Details on her second marriage are just as sketchy. The N.Y. Times obit mentions a husband named Eugene Busch, Jr. An article in the Arizona Daily Star on June 16, 2015 includes a reprint of an article from 1959 where Mrs Gene Bush is interviewed in Holmdel NJ. Katie married Bush in 1958. The marriage lasted 3 years and then Katie moved to Aspen, Colorado from New Jersey in 1961.
She met her "last and best husband", Edwin Carl "Brandy" Brandelius, Jr. — to whom her book Sandstone Seduction is dedicated — on a trip to Baja California. in 1968.
Brandy was a war veteran, a race car driver, announcer, and good friend of Turk Murphy. Lee noted Brandy as the prime influence on finishing and publishing her first book, Ten Thousand Goddam Cattle. Brandy died in 1973 while they were married.
Lee lived in Jerome, Arizona from 1971 until her death in 2017; she died in her sleep at her home there on November 1, 2017, aged 98. Lee's partner, Joey van Leeuwen, whom she met in 1979 in Australia while on a round-the-world trip, committed suicide the day after her death..
Katie and Joey were cremated and their ashes disposed of together in a river she loved.

Popular culture

Chronicles of Lee's adventures in Baja California appear in the book Almost An Island by Bruce Berger.
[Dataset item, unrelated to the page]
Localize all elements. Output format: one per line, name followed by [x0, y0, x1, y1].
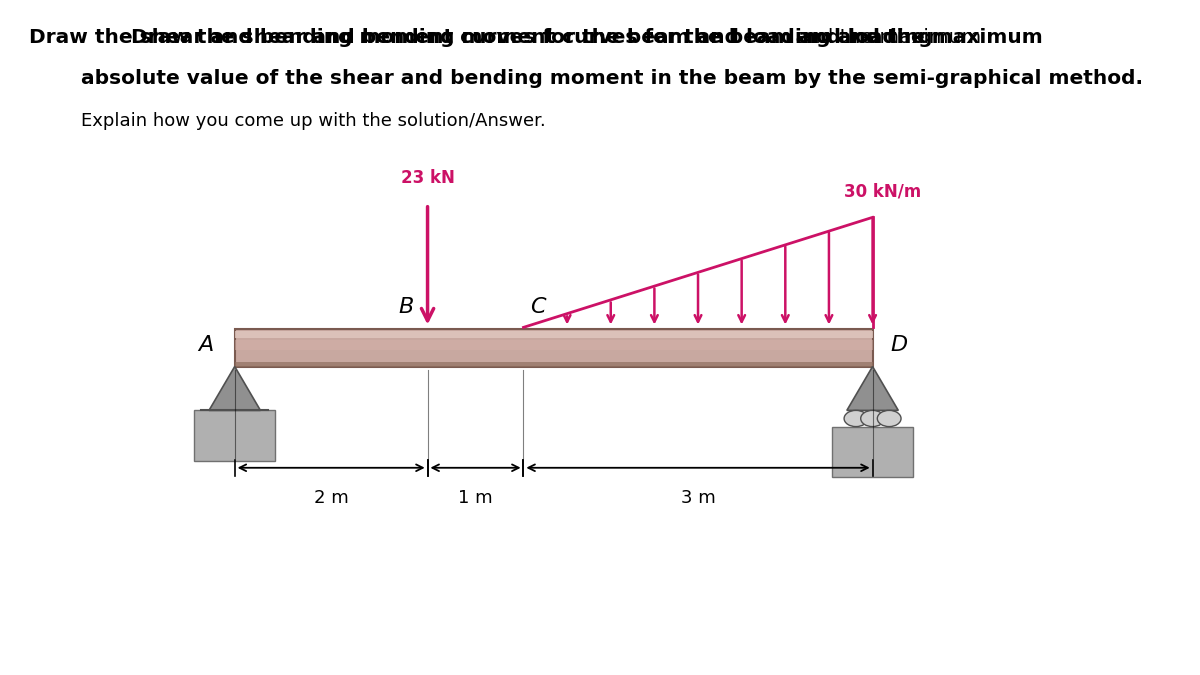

In 2016, a short documentary entitled Kickass Katie Lee was screened at Telluride Mountainfilm, a documentary film festival where Lee was a regular guest. Lee featured prominently in "Cry Me A River", a radio episode by The Kitchen Sisters, which explored the damming of American rivers.
Lee's song, "Gunslinger", from Songs of Couch and Consultation, was translated to Swedish in 1965 and was recorded by Per Myrberg as "Skjutgalen". It also was recorded by the Limeliters on their 1961 album, The Slightly Fabulous Limeliters. This may still be available on a BMG Collectibles CD. Utah Phillips praised Katie Lee and Songs of Couch and Consultation on the 1996 album, The Past Didn't Go Anywhere on the track, "Half a Ghost Town".